L’élevage ovin corse reste largement familial et extensif. Les troupeaux, de quelques dizaines à plusieurs centaines de têtes, vivent au rythme des saisons. L’hiver, ils descendent vers les plaines et le littoral où la douceur permet de trouver de l’herbe. Dès le printemps, c’est la montée vers les hauteurs du Niolu, du Cuscionu ou des Agriates, où les pâturages d’altitude offrent fraîcheur et abondance.

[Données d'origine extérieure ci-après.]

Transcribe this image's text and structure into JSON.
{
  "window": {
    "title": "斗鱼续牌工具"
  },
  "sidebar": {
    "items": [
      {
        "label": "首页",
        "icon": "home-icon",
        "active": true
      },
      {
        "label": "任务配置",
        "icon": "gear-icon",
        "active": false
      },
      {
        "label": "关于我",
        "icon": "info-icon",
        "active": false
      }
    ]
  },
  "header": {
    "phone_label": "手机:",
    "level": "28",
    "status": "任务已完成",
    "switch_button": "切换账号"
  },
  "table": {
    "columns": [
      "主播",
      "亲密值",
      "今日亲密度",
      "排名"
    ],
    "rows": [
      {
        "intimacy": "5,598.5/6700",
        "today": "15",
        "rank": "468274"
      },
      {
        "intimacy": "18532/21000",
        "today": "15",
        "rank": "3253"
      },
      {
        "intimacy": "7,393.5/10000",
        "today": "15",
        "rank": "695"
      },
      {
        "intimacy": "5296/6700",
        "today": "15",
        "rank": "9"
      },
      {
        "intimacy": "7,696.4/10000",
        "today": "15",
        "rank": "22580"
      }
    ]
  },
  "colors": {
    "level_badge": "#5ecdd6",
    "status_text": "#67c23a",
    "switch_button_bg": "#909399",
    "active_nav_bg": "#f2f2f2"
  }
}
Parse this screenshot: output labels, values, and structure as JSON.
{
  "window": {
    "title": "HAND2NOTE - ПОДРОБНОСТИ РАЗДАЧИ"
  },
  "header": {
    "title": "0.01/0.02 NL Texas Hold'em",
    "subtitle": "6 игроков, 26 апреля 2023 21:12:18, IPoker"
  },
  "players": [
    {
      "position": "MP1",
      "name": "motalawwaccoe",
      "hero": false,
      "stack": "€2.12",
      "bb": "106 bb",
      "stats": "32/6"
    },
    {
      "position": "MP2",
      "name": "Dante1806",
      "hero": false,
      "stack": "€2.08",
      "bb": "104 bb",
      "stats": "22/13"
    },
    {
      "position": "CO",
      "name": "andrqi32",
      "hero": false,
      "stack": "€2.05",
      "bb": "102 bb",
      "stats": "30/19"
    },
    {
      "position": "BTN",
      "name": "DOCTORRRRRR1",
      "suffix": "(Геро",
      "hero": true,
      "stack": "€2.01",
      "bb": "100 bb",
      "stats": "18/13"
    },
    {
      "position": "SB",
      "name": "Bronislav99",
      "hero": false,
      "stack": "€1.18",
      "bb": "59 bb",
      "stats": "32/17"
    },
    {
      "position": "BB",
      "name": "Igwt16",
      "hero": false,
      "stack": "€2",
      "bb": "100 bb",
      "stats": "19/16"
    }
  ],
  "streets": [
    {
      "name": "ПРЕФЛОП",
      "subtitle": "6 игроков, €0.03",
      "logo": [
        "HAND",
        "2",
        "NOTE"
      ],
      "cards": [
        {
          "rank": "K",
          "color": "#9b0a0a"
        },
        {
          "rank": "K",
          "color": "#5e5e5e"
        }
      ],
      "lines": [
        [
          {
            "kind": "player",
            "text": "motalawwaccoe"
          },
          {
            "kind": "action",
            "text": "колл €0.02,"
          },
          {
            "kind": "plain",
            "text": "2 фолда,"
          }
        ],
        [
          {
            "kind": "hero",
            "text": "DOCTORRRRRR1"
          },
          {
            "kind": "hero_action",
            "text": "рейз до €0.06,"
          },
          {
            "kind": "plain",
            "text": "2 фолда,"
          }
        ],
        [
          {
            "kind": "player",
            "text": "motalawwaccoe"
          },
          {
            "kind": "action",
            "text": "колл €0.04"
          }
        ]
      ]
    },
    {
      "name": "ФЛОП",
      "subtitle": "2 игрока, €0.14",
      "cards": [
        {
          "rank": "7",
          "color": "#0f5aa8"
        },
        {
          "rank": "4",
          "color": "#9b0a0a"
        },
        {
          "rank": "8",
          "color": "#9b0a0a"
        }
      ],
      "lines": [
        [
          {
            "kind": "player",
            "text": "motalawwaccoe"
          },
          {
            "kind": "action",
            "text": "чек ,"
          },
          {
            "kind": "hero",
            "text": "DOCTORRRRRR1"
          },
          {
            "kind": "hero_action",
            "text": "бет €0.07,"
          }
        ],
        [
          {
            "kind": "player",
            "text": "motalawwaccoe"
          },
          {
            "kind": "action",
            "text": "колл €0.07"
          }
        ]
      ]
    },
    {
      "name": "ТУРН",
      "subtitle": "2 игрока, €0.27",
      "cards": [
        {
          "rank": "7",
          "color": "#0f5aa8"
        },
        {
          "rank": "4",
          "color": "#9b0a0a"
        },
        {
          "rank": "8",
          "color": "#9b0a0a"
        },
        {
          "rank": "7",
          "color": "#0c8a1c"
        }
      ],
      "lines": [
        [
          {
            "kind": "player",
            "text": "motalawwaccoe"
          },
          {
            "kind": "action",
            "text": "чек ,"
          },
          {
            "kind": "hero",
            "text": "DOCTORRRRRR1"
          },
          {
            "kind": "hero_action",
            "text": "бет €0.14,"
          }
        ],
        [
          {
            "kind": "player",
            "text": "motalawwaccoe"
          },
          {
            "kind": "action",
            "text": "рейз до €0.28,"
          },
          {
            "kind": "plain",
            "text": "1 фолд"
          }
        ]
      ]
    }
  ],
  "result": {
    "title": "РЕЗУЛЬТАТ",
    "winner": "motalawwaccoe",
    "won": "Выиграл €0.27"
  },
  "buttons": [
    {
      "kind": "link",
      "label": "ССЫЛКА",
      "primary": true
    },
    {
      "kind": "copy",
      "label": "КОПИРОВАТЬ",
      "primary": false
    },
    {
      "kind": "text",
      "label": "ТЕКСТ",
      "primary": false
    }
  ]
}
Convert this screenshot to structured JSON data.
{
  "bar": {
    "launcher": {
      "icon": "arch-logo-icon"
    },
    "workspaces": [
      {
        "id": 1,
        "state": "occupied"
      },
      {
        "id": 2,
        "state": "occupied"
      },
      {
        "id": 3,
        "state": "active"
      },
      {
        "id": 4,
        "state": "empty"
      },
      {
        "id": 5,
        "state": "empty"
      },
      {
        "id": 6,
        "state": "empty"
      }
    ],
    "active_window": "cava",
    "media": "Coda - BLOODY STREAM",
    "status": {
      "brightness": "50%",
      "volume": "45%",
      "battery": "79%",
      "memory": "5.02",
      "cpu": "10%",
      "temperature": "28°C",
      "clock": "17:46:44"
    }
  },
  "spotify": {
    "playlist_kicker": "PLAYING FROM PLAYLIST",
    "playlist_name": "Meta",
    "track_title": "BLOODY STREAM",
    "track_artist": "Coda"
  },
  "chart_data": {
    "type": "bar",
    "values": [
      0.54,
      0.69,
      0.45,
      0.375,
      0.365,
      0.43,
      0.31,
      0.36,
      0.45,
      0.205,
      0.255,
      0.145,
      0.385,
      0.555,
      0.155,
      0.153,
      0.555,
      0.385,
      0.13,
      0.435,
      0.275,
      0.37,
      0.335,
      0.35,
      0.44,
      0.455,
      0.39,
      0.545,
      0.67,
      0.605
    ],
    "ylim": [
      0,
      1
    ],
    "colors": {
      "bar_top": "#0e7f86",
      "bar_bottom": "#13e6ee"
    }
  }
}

Cette transhumance, loin d’être une simple migration, structure toute l’organisation sociale et économique de l’élevage. Elle permet d’exploiter des ressources naturelles variées tout au long de l’année, sans épuiser les parcours. C’est un modèle d’agriculture durable avant l’heure.
Le lait blanc
Or des bergeries
Si l’on élève des brebis en Corse, c’est d’abord et avant tout pour leur lait. Chaque année, entre 8 et 11 millions de litres de lait de brebis sont collectés sur l’île, transformés pour l’essentiel en fromages. Car la Corse est avant tout une terre fromagère.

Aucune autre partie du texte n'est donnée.